Current TV’s Participation Tango, Bar Karma

An old man stands behind a bar.  Half butler, half mad scientist, he sports a three-piece gray suit, an all-knowing smile, and the frayed messy grey hair of an aging genius.  He withdraws a deck of cards labeled with simplistic circles and lines, slowly shuffling the deck before placing a handful of cards in front of a patron at the bar going through a turning point in their life. Every time he touches a card, the card’s face is replaced by a glimpse into one of the patron’s many potential futures.

Welcome to the signature scene from Bar Karma, a science fiction themed television show on Current TV. This past Friday, Bar Karma ended its first season.  The show features characters from different times and places as they unknowingly enter a bar outside time and space when they have a tough decision to make.  The show repeatedly asks questions about fate and free will as the barkeep and his small but attractive staff attempts to help each new character while protecting their renegade consultation shop from a mysterious evil entity.  Each episode’s narrative is created in part by an active portion of the Bar Karma audience that proposes and votes for plots.

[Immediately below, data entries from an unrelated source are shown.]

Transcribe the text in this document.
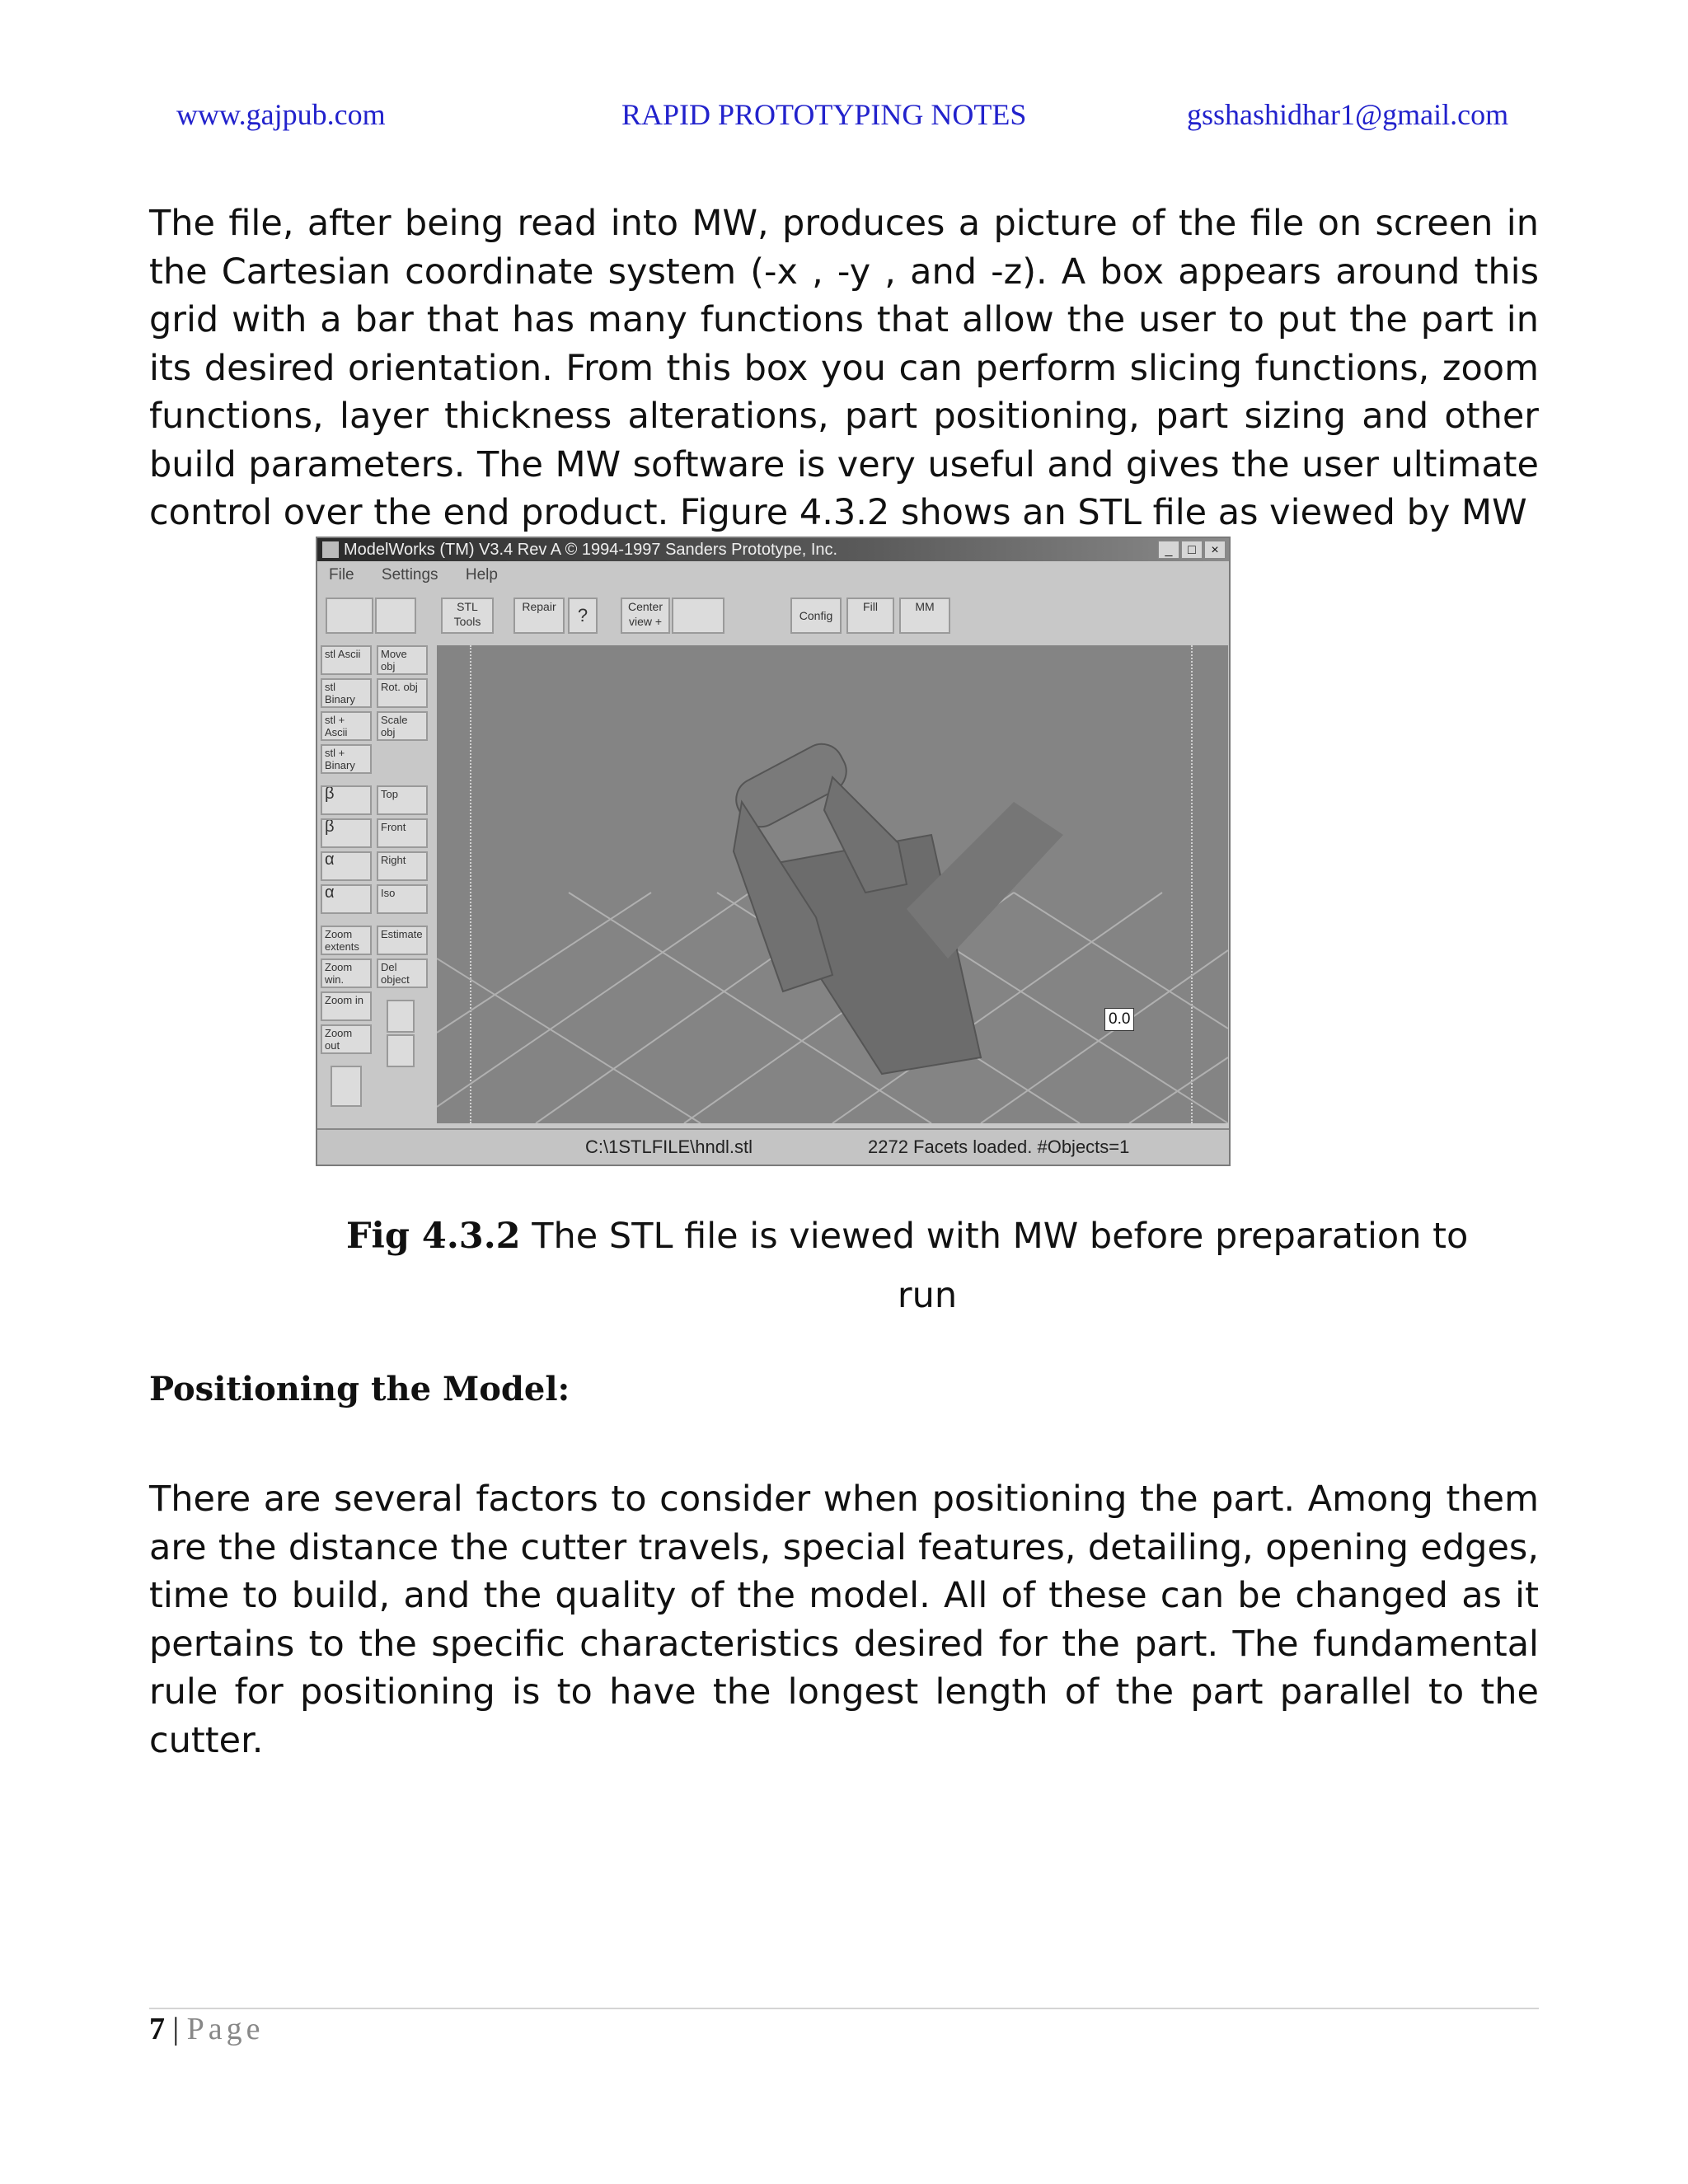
www.gajpub.com	RAPID PROTOTYPING NOTES	gsshashidhar1@gmail.com
The file, after being read into MW, produces a picture of the file on screen in the Cartesian coordinate system (-x , -y , and -z). A box appears around this grid with a bar that has many functions that allow the user to put the part in its desired orientation. From this box you can perform slicing functions, zoom functions, layer thickness alterations, part positioning, part sizing and other build parameters. The MW software is very useful and gives the user ultimate control over the end product. Figure 4.3.2 shows an STL file as viewed by MW
ModelWorks (TM) V3.4 Rev A © 1994-1997 Sanders Prototype, Inc.	_	□	×
File Settings Help
STL Tools
Repair	?	Center view +	Config
Fill	MM
stl Ascii
stl Binary
stl + Ascii
stl + Binary
β
β
α
α
Zoom extents
Zoom win.
Zoom in
Zoom out
Move obj
Rot. obj
Scale obj
Top
Front
Right
Iso
Estimate
Del object
0.0
C:\1STLFILE\hndl.stl	2272 Facets loaded. #Objects=1
Fig 4.3.2 The STL file is viewed with MW before preparation to
run
Positioning the Model:
There are several factors to consider when positioning the part. Among them are the distance the cutter travels, special features, detailing, opening edges, time to build, and the quality of the model. All of these can be changed as it pertains to the specific characteristics desired for the part. The fundamental rule for positioning is to have the longest length of the part parallel to the cutter.
7 | Page
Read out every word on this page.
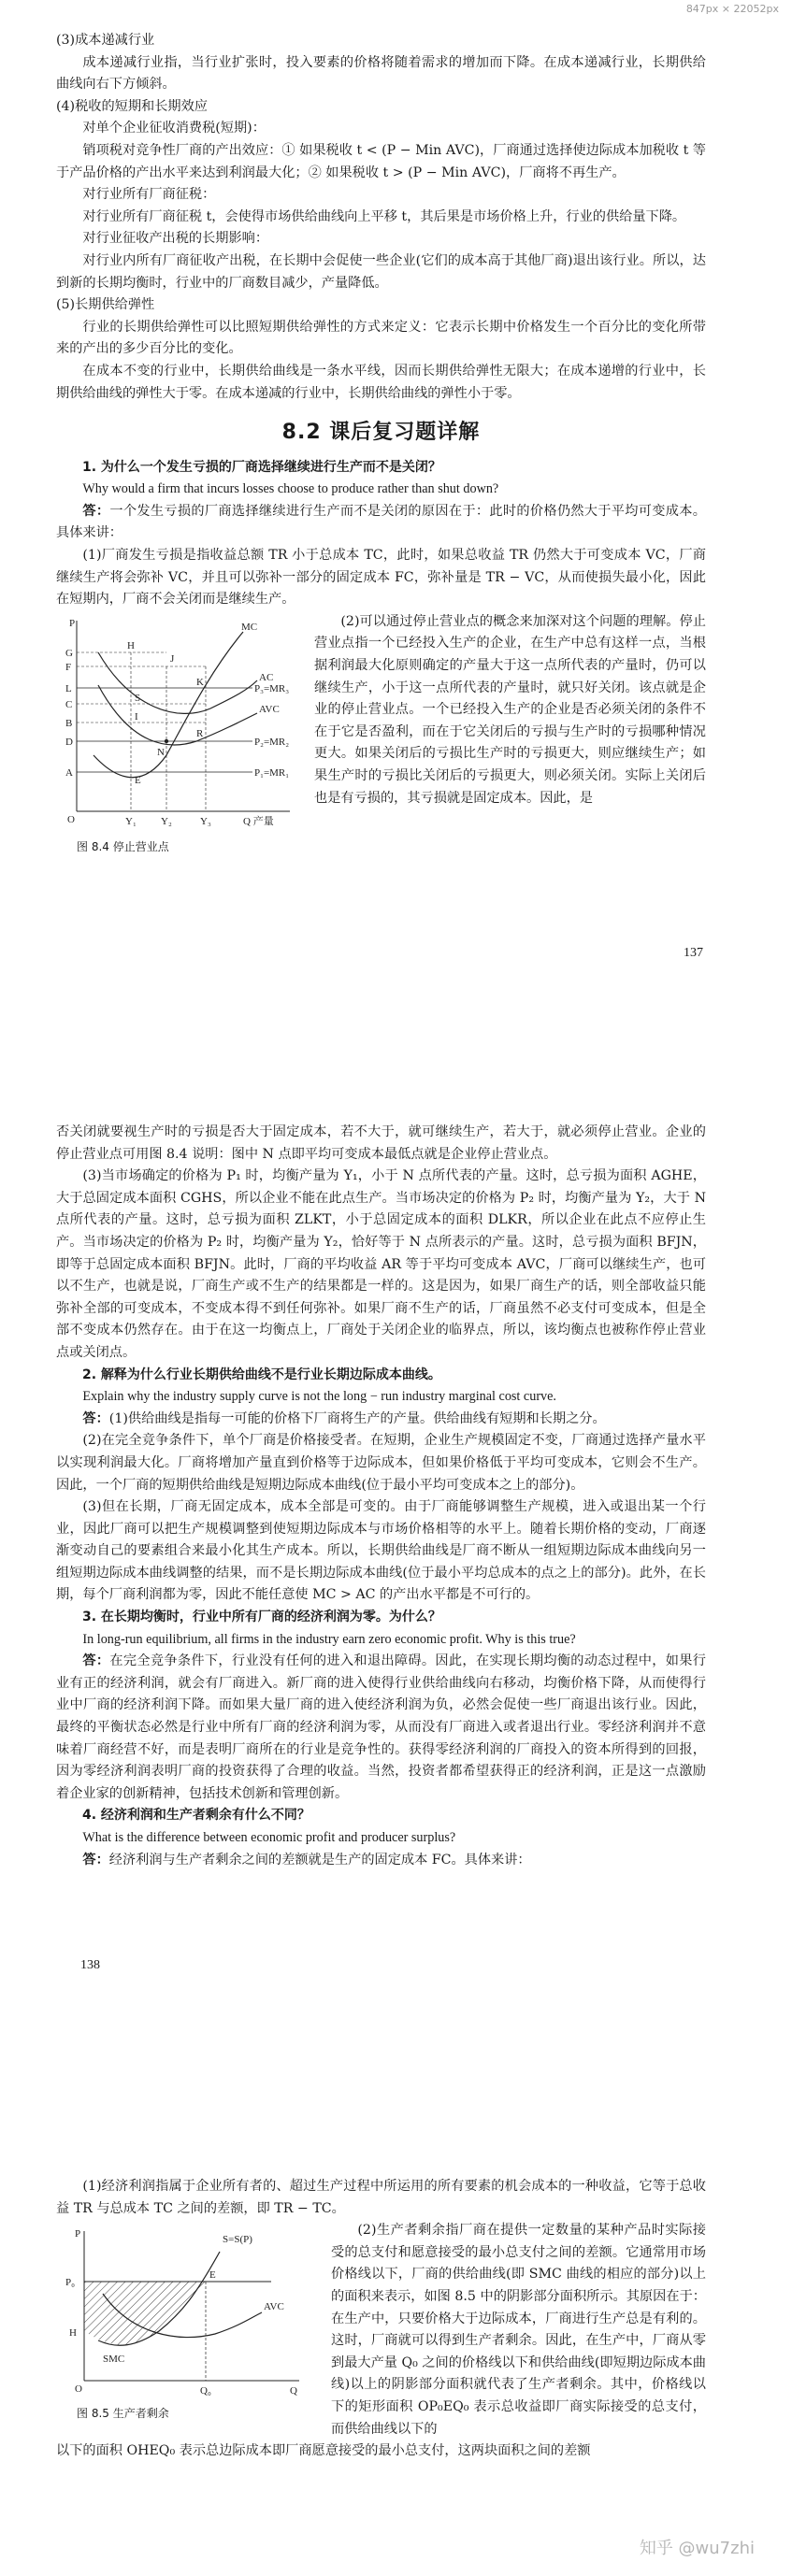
847px × 22052px

(3)成本递减行业

成本递减行业指，当行业扩张时，投入要素的价格将随着需求的增加而下降。在成本递减行业，长期供给曲线向右下方倾斜。

(4)税收的短期和长期效应

对单个企业征收消费税(短期)：

销项税对竞争性厂商的产出效应：① 如果税收 t < (P − Min AVC)，厂商通过选择使边际成本加税收 t 等于产品价格的产出水平来达到利润最大化；② 如果税收 t > (P − Min AVC)，厂商将不再生产。

对行业所有厂商征税：

对行业所有厂商征税 t，会使得市场供给曲线向上平移 t，其后果是市场价格上升，行业的供给量下降。

对行业征收产出税的长期影响：

对行业内所有厂商征收产出税，在长期中会促使一些企业(它们的成本高于其他厂商)退出该行业。所以，达到新的长期均衡时，行业中的厂商数目减少，产量降低。

(5)长期供给弹性

行业的长期供给弹性可以比照短期供给弹性的方式来定义：它表示长期中价格发生一个百分比的变化所带来的产出的多少百分比的变化。

在成本不变的行业中，长期供给曲线是一条水平线，因而长期供给弹性无限大；在成本递增的行业中，长期供给曲线的弹性大于零。在成本递减的行业中，长期供给曲线的弹性小于零。

8.2 课后复习题详解

1. 为什么一个发生亏损的厂商选择继续进行生产而不是关闭？

Why would a firm that incurs losses choose to produce rather than shut down?

答：一个发生亏损的厂商选择继续进行生产而不是关闭的原因在于：此时的价格仍然大于平均可变成本。具体来讲：

(1)厂商发生亏损是指收益总额 TR 小于总成本 TC，此时，如果总收益 TR 仍然大于可变成本 VC，厂商继续生产将会弥补 VC，并且可以弥补一部分的固定成本 FC，弥补量是 TR − VC，从而使损失最小化，因此在短期内，厂商不会关闭而是继续生产。

P	MC
AC
AVC
P₃=MR₃
P₂=MR₂
P₁=MR₁
G
F
L
C
B
A
D
H
J
K
I
S
E
R
N
O	Y₁ Y₂	Y₃	Q 产量
图 8.4 停止营业点

(2)可以通过停止营业点的概念来加深对这个问题的理解。停止营业点指一个已经投入生产的企业，在生产中总有这样一点，当根据利润最大化原则确定的产量大于这一点所代表的产量时，仍可以继续生产，小于这一点所代表的产量时，就只好关闭。该点就是企业的停止营业点。一个已经投入生产的企业是否必须关闭的条件不在于它是否盈利，而在于它关闭后的亏损与生产时的亏损哪种情况更大。如果关闭后的亏损比生产时的亏损更大，则应继续生产；如果生产时的亏损比关闭后的亏损更大，则必须关闭。实际上关闭后也是有亏损的，其亏损就是固定成本。因此，是

137

否关闭就要视生产时的亏损是否大于固定成本，若不大于，就可继续生产，若大于，就必须停止营业。企业的停止营业点可用图 8.4 说明：图中 N 点即平均可变成本最低点就是企业停止营业点。

(3)当市场确定的价格为 P₁ 时，均衡产量为 Y₁，小于 N 点所代表的产量。这时，总亏损为面积 AGHE，大于总固定成本面积 CGHS，所以企业不能在此点生产。当市场决定的价格为 P₂ 时，均衡产量为 Y₂，大于 N 点所代表的产量。这时，总亏损为面积 ZLKT，小于总固定成本的面积 DLKR，所以企业在此点不应停止生产。当市场决定的价格为 P₂ 时，均衡产量为 Y₂，恰好等于 N 点所表示的产量。这时，总亏损为面积 BFJN，即等于总固定成本面积 BFJN。此时，厂商的平均收益 AR 等于平均可变成本 AVC，厂商可以继续生产，也可以不生产，也就是说，厂商生产或不生产的结果都是一样的。这是因为，如果厂商生产的话，则全部收益只能弥补全部的可变成本，不变成本得不到任何弥补。如果厂商不生产的话，厂商虽然不必支付可变成本，但是全部不变成本仍然存在。由于在这一均衡点上，厂商处于关闭企业的临界点，所以，该均衡点也被称作停止营业点或关闭点。

2. 解释为什么行业长期供给曲线不是行业长期边际成本曲线。

Explain why the industry supply curve is not the long − run industry marginal cost curve.

答：(1)供给曲线是指每一可能的价格下厂商将生产的产量。供给曲线有短期和长期之分。

(2)在完全竞争条件下，单个厂商是价格接受者。在短期，企业生产规模固定不变，厂商通过选择产量水平以实现利润最大化。厂商将增加产量直到价格等于边际成本，但如果价格低于平均可变成本，它则会不生产。因此，一个厂商的短期供给曲线是短期边际成本曲线(位于最小平均可变成本之上的部分)。

(3)但在长期，厂商无固定成本，成本全部是可变的。由于厂商能够调整生产规模，进入或退出某一个行业，因此厂商可以把生产规模调整到使短期边际成本与市场价格相等的水平上。随着长期价格的变动，厂商逐渐变动自己的要素组合来最小化其生产成本。所以，长期供给曲线是厂商不断从一组短期边际成本曲线向另一组短期边际成本曲线调整的结果，而不是长期边际成本曲线(位于最小平均总成本的点之上的部分)。此外，在长期，每个厂商利润都为零，因此不能任意使 MC > AC 的产出水平都是不可行的。

3. 在长期均衡时，行业中所有厂商的经济利润为零。为什么？

In long-run equilibrium, all firms in the industry earn zero economic profit. Why is this true?

答：在完全竞争条件下，行业没有任何的进入和退出障碍。因此，在实现长期均衡的动态过程中，如果行业有正的经济利润，就会有厂商进入。新厂商的进入使得行业供给曲线向右移动，均衡价格下降，从而使得行业中厂商的经济利润下降。而如果大量厂商的进入使经济利润为负，必然会促使一些厂商退出该行业。因此，最终的平衡状态必然是行业中所有厂商的经济利润为零，从而没有厂商进入或者退出行业。零经济利润并不意味着厂商经营不好，而是表明厂商所在的行业是竞争性的。获得零经济利润的厂商投入的资本所得到的回报，因为零经济利润表明厂商的投资获得了合理的收益。当然，投资者都希望获得正的经济利润，正是这一点激励着企业家的创新精神，包括技术创新和管理创新。

4. 经济利润和生产者剩余有什么不同？

What is the difference between economic profit and producer surplus?

答：经济利润与生产者剩余之间的差额就是生产的固定成本 FC。具体来讲：

138

(1)经济利润指属于企业所有者的、超过生产过程中所运用的所有要素的机会成本的一种收益，它等于总收益 TR 与总成本 TC 之间的差额，即 TR − TC。

S=S(P)
P
P₀
E
AVC
SMC
H
O	Q₀	Q
图 8.5 生产者剩余

(2)生产者剩余指厂商在提供一定数量的某种产品时实际接受的总支付和愿意接受的最小总支付之间的差额。它通常用市场价格线以下，厂商的供给曲线(即 SMC 曲线的相应的部分)以上的面积来表示，如图 8.5 中的阴影部分面积所示。其原因在于：在生产中，只要价格大于边际成本，厂商进行生产总是有利的。这时，厂商就可以得到生产者剩余。因此，在生产中，厂商从零到最大产量 Q₀ 之间的价格线以下和供给曲线(即短期边际成本曲线)以上的阴影部分面积就代表了生产者剩余。其中，价格线以下的矩形面积 OP₀EQ₀ 表示总收益即厂商实际接受的总支付，而供给曲线以下的

以下的面积 OHEQ₀ 表示总边际成本即厂商愿意接受的最小总支付，这两块面积之间的差额

知乎 @wu7zhi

Co-produced by former Nickelodeon executive Albie Hect and Sims creator and game industry legend Will Wright, the show is experimental TV on the bleeding edge of interactive storytelling.   “The mission is to extend to the viewing audience an unprecedented amount of input and participation in the development of the series,” says David Cohn, General Manager for Current TV.  “To create the world’s first community-developed series.”